UTC−12:00 is an identifier for a time offset from UTC of −12:00. It is the last to enter a New Year, and is sometimes referred to as the International Date Line West (IDLW) time zone.

==Characteristics==
UTC−12:00 is a nautical time zone comprising the high seas between 180° and 172°30′W longitude, and the time is obtained by subtracting twelve hours from Coordinated Universal Time (UTC). No inhabited territory lies within this time zone offset, either as standard time or daylight saving time; it only comprises the United States Minor Outlying Islands, specifically Baker Island and Howland Island (strict nature reserves belonging to the United States), as standard time. It is therefore also sometimes known as Baker Island Time (BIT).

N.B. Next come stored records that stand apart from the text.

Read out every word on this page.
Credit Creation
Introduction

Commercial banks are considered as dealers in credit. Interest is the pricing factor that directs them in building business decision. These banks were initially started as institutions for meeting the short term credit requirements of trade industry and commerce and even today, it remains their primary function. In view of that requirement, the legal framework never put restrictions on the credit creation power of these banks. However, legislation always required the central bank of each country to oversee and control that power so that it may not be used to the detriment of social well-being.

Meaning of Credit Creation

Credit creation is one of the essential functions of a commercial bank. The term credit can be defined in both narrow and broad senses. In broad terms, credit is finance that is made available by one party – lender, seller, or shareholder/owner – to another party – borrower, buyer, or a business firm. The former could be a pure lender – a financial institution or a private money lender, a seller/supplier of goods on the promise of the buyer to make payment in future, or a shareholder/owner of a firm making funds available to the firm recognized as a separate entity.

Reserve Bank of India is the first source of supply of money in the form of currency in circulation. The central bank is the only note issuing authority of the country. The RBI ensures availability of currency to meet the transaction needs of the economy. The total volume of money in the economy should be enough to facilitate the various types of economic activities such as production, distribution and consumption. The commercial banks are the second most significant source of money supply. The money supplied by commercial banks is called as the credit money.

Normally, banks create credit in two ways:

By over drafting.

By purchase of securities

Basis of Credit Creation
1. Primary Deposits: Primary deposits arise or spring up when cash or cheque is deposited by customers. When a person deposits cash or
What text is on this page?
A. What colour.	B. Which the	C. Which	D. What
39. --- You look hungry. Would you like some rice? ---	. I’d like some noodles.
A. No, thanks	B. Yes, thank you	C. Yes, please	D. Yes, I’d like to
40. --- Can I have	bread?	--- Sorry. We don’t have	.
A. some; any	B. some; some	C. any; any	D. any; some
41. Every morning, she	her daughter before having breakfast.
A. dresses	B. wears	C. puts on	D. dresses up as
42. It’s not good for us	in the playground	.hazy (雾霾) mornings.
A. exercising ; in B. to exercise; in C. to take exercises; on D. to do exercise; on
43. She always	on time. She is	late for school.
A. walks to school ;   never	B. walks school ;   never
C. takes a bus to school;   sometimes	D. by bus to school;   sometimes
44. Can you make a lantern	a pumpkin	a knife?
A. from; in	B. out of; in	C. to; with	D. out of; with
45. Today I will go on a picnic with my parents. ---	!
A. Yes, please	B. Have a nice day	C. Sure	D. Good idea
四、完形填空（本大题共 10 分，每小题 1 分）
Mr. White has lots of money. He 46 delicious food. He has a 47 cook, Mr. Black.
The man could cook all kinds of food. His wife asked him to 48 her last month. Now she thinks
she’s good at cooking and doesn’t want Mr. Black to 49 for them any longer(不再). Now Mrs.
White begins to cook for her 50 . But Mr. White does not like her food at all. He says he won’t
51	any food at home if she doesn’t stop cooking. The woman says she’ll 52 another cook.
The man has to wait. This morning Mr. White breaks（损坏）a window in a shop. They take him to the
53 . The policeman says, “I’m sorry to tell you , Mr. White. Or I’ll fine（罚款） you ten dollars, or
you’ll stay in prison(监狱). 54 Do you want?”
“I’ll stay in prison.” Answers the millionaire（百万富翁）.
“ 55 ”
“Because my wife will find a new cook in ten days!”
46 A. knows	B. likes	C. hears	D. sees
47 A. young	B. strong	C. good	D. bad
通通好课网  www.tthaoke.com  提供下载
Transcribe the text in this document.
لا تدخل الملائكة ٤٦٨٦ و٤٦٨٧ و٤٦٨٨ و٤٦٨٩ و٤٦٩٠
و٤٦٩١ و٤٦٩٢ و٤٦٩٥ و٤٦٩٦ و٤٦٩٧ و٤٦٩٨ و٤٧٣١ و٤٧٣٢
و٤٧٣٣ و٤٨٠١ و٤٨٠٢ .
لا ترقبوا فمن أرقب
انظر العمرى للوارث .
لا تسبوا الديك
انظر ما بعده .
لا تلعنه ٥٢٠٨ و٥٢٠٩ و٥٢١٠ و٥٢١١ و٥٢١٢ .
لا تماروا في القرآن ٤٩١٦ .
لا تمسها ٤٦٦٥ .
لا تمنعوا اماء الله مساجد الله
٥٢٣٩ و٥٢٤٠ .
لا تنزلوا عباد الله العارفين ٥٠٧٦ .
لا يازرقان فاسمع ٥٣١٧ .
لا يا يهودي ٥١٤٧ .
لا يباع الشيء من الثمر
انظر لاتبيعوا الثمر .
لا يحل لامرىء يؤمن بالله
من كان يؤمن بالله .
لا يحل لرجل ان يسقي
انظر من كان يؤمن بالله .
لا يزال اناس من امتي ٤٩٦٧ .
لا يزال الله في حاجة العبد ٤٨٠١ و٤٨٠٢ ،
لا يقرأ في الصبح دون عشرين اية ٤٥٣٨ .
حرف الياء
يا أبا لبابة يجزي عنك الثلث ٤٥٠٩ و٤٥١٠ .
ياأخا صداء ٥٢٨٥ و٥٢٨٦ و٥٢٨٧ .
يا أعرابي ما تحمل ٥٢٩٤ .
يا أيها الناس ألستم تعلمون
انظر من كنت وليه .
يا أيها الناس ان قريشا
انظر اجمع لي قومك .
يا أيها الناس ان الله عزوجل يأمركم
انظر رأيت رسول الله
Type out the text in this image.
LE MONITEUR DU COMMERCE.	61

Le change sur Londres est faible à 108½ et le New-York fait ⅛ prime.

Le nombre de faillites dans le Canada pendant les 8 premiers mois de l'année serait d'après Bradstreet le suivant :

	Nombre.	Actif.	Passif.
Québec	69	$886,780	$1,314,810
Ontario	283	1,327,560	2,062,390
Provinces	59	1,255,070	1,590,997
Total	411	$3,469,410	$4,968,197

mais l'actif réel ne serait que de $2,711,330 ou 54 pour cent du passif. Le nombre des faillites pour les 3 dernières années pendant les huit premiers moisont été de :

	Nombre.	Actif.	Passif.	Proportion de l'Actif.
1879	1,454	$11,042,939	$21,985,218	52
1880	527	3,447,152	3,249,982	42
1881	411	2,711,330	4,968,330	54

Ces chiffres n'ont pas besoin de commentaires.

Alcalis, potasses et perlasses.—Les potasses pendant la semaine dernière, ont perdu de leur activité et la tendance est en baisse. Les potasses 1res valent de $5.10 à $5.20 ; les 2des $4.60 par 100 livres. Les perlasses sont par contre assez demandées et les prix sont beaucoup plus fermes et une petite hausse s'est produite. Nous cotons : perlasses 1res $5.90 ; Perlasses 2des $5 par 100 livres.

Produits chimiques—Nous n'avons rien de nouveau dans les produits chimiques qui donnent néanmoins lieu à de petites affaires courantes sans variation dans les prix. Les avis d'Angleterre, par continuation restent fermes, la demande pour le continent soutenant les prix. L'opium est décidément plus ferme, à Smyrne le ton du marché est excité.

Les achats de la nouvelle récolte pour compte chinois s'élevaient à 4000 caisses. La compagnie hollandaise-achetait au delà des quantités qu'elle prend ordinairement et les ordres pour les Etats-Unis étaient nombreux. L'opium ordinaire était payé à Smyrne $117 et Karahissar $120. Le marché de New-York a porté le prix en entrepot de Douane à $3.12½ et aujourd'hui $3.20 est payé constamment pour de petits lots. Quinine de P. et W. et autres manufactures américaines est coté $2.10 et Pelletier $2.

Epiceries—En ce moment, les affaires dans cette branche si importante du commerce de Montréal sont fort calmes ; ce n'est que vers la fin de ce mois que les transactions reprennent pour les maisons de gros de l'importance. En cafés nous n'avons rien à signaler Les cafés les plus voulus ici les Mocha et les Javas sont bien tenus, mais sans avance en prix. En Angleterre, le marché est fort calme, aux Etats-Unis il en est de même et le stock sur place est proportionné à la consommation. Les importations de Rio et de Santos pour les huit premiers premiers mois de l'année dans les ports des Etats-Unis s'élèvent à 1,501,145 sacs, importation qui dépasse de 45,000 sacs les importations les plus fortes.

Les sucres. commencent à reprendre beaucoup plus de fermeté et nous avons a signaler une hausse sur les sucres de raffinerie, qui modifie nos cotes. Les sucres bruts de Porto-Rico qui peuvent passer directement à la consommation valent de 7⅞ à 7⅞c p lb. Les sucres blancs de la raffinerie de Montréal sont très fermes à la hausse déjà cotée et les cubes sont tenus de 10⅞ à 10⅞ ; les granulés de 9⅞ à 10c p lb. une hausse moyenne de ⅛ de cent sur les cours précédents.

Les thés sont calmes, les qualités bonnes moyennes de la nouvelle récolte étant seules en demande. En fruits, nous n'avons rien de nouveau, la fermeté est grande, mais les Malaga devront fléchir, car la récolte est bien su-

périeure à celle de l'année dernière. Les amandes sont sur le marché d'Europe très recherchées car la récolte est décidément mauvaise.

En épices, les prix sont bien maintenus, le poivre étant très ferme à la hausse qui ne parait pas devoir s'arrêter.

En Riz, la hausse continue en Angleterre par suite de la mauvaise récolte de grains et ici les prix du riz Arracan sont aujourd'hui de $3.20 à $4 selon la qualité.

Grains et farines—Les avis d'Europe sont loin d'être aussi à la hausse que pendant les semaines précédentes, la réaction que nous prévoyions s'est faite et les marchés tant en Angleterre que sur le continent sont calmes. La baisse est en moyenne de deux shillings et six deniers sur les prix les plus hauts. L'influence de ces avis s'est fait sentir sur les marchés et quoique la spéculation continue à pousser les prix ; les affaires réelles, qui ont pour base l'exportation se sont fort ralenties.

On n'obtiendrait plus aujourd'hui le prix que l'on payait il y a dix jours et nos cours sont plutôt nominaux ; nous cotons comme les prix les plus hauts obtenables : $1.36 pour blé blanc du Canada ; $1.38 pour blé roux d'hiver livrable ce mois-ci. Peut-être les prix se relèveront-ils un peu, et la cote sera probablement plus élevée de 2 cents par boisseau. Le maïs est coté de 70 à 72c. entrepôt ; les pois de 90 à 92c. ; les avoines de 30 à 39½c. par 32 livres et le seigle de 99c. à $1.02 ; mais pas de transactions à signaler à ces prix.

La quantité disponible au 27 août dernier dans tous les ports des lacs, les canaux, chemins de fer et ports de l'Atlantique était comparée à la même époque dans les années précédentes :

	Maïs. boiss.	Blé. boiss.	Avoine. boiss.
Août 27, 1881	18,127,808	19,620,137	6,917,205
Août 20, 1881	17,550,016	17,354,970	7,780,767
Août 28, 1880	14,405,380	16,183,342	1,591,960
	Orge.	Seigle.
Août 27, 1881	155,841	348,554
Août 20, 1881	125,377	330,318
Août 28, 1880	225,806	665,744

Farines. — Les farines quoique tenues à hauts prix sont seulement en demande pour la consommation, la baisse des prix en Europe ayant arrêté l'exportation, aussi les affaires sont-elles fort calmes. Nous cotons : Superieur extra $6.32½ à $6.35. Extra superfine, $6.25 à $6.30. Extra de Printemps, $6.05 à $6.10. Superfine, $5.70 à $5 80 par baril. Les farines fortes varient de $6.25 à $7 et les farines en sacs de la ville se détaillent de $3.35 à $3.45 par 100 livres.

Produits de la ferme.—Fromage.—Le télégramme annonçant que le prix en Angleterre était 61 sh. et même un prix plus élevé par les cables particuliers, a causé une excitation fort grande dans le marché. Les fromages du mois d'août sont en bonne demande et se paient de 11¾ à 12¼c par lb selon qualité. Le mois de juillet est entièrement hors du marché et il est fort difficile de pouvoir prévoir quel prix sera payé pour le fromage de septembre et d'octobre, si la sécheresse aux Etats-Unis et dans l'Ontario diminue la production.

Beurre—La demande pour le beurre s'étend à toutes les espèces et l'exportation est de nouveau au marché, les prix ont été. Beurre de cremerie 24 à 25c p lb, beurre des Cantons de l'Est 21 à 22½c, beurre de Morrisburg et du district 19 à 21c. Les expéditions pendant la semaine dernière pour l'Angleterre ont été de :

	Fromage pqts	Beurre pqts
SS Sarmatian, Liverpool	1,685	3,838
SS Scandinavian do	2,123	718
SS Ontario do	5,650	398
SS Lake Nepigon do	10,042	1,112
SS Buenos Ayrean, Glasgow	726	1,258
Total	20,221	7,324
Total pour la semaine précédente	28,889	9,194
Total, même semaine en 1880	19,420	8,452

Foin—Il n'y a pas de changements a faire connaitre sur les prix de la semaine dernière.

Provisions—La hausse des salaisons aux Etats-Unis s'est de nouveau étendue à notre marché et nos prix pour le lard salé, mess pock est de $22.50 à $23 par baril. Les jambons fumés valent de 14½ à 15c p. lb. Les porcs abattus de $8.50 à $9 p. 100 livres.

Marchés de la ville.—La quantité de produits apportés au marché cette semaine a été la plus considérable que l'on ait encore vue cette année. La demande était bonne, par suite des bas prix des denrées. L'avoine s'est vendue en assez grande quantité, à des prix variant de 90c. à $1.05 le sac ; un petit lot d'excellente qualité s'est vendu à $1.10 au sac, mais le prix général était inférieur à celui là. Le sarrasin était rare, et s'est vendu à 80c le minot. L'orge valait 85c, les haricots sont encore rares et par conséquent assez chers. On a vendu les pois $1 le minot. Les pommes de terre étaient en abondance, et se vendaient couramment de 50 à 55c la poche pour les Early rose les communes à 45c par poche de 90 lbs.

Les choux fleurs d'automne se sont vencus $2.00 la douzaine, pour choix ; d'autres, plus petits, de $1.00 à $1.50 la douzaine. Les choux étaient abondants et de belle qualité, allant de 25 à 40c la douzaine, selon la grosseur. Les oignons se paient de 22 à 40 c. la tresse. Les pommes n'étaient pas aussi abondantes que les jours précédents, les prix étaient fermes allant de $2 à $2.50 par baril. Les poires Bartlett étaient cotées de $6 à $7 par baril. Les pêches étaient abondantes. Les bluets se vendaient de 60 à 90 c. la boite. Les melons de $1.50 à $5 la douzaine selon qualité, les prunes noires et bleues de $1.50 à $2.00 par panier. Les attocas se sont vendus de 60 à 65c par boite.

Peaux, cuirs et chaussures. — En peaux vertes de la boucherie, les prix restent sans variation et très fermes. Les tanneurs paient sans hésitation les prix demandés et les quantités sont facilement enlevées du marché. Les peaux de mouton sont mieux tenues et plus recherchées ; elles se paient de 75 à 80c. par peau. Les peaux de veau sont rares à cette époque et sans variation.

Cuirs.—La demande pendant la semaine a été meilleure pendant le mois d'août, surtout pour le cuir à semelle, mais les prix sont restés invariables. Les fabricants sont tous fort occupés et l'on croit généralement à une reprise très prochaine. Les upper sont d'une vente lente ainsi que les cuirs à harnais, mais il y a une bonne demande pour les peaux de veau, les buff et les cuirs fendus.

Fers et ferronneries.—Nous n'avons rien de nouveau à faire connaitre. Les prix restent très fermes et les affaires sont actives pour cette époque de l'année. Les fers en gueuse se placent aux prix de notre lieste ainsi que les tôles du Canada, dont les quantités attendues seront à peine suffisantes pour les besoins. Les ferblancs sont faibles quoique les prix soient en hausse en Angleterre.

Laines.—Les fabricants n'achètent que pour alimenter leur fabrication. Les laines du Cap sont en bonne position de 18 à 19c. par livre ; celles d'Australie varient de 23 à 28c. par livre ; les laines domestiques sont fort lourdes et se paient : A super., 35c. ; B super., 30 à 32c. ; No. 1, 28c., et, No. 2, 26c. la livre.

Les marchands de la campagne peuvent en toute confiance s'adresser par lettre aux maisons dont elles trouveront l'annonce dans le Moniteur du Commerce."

A number of inhabited territories lie within the longitudinal limits of this time zone. These are Tonga, Wallis and Futuna and Chatham Islands as well as parts of Chukotka Autonomous Okrug of Russia, the US state of Alaska, Fiji, Tokelau, and Samoa. However, none of them keep the date and time of UTC−12:00. Instead, they keep the time and date (or just the date) of one of the neighboring zones, usually because they belong, politically, to a country which lies mostly in the neighboring time zone.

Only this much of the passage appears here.